Review of the medical record for Patient #11 from the receiving hospital on 11/9/2020 at 4:17 PM revealed "Took over care of patient after sign-out by Dr [name]. Long discussion held with patient's sister who is the patient's guardian. Patient was evidently intubated at [name of hospital] and patient is a 'Do Not Resuscitate'. Patient's guardian confirmed this, as well as her wishes to respect this and have patient terminally extubated. Wished to witness all of this on camera. All orders placed for comfort measures only including prn (as needed) morphine (pain medication) and lorazepam (anti-anxiety medication). Patient died on 11/9/2020 at approximately 10:47 PM."
During an interview on 11/23/2020 at 9:00 AM with complainant B stated "We had the DNR order in place to avoid having to make the decision to have the life support removed. This has been a very difficult time for our family."
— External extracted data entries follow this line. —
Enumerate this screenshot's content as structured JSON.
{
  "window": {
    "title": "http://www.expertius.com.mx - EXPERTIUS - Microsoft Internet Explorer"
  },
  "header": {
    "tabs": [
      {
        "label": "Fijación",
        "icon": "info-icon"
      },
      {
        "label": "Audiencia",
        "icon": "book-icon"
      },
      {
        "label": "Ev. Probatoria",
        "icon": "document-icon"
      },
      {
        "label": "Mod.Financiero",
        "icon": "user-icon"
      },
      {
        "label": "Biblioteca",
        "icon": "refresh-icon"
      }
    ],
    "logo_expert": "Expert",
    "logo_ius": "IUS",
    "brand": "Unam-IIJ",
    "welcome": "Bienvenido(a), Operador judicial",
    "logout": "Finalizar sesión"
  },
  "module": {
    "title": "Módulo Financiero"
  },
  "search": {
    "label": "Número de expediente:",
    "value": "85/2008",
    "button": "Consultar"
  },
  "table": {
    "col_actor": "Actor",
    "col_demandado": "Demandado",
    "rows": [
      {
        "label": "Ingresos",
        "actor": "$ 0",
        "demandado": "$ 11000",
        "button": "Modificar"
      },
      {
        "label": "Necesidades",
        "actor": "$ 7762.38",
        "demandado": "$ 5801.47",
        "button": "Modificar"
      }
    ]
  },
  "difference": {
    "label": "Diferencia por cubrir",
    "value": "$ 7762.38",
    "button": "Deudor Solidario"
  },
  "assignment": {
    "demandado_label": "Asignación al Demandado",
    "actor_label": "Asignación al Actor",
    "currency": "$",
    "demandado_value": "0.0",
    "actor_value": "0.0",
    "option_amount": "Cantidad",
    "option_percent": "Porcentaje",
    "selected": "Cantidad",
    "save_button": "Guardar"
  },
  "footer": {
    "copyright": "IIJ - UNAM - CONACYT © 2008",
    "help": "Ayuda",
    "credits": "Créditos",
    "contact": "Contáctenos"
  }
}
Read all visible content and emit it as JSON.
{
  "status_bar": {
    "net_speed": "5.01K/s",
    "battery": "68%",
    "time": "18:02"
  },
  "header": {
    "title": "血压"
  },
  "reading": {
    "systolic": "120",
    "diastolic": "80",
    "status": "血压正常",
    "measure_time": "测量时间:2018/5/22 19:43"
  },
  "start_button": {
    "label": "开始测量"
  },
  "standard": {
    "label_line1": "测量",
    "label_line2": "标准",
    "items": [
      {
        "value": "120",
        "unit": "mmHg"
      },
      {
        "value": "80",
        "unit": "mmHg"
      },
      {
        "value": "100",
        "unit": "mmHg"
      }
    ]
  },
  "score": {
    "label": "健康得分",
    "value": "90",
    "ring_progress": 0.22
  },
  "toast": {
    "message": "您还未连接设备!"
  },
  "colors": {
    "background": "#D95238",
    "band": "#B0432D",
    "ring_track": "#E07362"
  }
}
During an interview on 11/23/2020 at 11:30 AM with Chief Nursing Officer C confirmed that the legal guardian for Patient #11 was not contacted prior to being intubated (placement of a breathing tube) and had a Do Not Resuscitate Order in place.
During a phone interview on 11/23/2020 at 1:00 PM with ED medical director K stated "It was clearly documented in the patient chart that he was a DNR. It was a huge mistake to intubate Patient #11."
During an interview on 11/23/2020 at 1:40 PM with ED physician L stated "I made the mistake to not check in with patient #11's guardian before intubating (inserting a breathing tube). I did not talk to Patient #11's guardian during the emergency room visit."